What is role of Driver program in Spark Application ?
- Driver program is responsible for launching various parallel operations on the cluster.
- Driver program contains application’s main() function.
- It is the process which is running the
- user code which in turn
- create the SparkContext object,
- create RDD
- performs transformation and action operation on RDD.
- Driver program access Apache Spark through a SparkContext object which represents a connection to computing cluster (From Spark 2.0 onwards we can access SparkContext object through SparkSession).
- Driver program is responsible for converting user program into the unit of physical execution called task.
- It also defines distributed datasets on the cluster and we can apply different operations on Dataset (transformation and action).
- Spark program creates a logical plan called Directed Acyclic graph which is converted to physical execution plan by the driver when driver program runs.
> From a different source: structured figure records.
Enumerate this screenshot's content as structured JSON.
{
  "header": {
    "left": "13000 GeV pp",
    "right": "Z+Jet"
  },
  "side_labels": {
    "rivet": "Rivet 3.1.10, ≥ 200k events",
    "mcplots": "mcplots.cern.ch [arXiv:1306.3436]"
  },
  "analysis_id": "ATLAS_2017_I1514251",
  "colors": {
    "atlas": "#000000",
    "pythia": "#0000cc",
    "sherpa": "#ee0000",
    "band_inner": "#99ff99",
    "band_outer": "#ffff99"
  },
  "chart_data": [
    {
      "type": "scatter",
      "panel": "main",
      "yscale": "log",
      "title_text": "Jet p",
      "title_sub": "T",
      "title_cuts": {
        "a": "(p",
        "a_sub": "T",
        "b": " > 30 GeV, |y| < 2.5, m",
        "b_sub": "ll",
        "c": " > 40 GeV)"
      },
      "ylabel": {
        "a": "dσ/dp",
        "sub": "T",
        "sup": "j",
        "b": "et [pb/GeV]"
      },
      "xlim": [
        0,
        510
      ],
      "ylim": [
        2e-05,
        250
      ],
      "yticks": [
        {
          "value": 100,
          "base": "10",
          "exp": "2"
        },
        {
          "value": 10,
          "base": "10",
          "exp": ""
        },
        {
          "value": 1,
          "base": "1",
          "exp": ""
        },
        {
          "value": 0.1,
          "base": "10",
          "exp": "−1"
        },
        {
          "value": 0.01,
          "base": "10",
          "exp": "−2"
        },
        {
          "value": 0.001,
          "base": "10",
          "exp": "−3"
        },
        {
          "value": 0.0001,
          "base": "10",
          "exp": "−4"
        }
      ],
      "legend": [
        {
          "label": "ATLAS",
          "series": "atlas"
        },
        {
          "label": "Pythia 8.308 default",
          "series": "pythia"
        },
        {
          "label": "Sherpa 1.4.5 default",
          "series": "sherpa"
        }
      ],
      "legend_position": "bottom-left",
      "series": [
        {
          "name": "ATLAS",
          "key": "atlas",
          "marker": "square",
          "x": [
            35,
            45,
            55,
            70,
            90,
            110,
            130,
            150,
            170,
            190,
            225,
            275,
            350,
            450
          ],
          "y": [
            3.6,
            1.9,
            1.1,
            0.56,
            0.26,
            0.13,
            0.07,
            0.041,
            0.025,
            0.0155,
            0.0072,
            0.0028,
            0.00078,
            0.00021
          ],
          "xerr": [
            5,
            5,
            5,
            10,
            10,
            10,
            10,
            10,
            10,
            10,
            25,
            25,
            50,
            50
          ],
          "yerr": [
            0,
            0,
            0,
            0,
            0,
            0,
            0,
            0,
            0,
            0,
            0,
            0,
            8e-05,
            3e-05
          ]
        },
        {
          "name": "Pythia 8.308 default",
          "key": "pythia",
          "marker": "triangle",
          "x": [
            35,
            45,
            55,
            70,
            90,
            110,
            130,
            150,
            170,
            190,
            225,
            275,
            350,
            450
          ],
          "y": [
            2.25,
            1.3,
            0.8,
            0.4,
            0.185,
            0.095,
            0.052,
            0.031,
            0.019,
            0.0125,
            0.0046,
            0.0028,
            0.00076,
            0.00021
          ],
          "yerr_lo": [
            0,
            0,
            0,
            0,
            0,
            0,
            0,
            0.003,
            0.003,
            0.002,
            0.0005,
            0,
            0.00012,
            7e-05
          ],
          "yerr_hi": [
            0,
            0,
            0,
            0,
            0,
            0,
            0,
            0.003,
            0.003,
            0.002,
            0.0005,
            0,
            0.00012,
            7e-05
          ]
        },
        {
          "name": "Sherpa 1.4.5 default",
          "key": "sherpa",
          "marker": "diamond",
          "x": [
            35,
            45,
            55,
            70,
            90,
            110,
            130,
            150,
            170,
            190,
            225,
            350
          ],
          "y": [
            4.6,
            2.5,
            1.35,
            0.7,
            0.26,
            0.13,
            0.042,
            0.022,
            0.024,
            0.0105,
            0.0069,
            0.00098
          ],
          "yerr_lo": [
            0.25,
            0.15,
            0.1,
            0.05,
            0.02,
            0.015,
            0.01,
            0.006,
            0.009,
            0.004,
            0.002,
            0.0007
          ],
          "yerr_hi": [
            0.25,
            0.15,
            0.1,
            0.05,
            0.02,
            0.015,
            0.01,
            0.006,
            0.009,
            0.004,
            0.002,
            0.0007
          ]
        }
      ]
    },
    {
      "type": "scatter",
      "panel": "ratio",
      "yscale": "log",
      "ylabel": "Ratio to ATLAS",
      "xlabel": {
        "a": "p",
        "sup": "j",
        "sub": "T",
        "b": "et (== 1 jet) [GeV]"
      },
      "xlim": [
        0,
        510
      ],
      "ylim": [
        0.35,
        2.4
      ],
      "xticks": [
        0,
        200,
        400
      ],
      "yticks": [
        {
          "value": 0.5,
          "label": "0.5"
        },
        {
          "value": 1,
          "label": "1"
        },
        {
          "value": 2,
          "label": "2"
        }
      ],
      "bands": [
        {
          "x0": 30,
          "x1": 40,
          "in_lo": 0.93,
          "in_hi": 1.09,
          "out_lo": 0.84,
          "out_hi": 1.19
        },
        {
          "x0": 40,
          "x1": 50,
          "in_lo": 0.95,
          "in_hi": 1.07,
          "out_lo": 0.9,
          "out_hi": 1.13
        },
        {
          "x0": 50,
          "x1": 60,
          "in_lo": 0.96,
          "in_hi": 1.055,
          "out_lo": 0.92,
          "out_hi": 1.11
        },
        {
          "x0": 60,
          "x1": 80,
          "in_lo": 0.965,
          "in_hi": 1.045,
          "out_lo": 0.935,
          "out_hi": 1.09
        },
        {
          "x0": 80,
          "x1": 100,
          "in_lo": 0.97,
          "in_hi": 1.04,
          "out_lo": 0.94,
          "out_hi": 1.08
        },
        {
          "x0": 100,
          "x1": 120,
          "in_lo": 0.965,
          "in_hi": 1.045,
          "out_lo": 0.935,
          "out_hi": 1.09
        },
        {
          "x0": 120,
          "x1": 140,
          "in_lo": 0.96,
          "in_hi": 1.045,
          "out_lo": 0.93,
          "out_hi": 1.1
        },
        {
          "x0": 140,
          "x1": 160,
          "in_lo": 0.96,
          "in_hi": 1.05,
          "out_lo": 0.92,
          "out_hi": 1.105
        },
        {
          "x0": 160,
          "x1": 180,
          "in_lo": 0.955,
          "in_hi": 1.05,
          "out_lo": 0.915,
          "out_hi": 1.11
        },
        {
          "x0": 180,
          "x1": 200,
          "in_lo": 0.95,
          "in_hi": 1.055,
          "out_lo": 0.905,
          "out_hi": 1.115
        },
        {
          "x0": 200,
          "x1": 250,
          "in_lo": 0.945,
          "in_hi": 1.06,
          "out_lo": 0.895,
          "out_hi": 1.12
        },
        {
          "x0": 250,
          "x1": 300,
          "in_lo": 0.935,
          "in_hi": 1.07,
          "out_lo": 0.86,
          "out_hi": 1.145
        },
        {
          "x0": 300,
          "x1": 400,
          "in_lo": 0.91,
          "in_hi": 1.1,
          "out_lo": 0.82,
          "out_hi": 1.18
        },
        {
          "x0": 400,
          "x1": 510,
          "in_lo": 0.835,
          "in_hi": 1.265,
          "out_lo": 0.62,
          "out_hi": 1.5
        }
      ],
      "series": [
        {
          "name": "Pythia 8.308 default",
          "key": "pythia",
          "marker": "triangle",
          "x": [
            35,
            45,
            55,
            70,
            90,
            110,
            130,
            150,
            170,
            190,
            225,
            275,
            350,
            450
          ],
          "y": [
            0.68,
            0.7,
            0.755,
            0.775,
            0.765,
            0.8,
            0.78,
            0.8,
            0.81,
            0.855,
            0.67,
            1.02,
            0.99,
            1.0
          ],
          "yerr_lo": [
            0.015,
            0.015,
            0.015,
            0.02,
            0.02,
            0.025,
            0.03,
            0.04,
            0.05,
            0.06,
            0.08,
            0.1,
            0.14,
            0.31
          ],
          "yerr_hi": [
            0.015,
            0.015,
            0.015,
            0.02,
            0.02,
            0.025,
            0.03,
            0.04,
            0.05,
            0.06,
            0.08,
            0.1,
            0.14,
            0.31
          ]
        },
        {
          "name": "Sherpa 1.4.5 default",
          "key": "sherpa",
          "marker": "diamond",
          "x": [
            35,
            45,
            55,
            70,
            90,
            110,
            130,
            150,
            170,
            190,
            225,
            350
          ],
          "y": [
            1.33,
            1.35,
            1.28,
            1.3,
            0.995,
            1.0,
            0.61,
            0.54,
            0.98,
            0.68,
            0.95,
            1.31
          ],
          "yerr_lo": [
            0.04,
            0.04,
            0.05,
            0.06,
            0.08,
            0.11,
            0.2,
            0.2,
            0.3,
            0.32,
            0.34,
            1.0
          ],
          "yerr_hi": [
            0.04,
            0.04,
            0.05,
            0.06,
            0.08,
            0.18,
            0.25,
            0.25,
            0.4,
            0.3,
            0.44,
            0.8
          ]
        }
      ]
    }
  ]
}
- Spark Driver is the program that runs on the master node of the machine and declares transformations and actions on data RDDs.
- In simple terms, driver in Spark creates SparkContext, connected to a given Spark Master.
- The driver also delivers the RDD graphs to Master, where the standalone cluster manager runs.
Where does Spark Driver run on Yarn?
- If you are submitting a job with –master client, the Spark driver runs on the client’s machine.
- If you are submitting a job with –master yarn-cluster, the Spark driver would run inside a YARN container.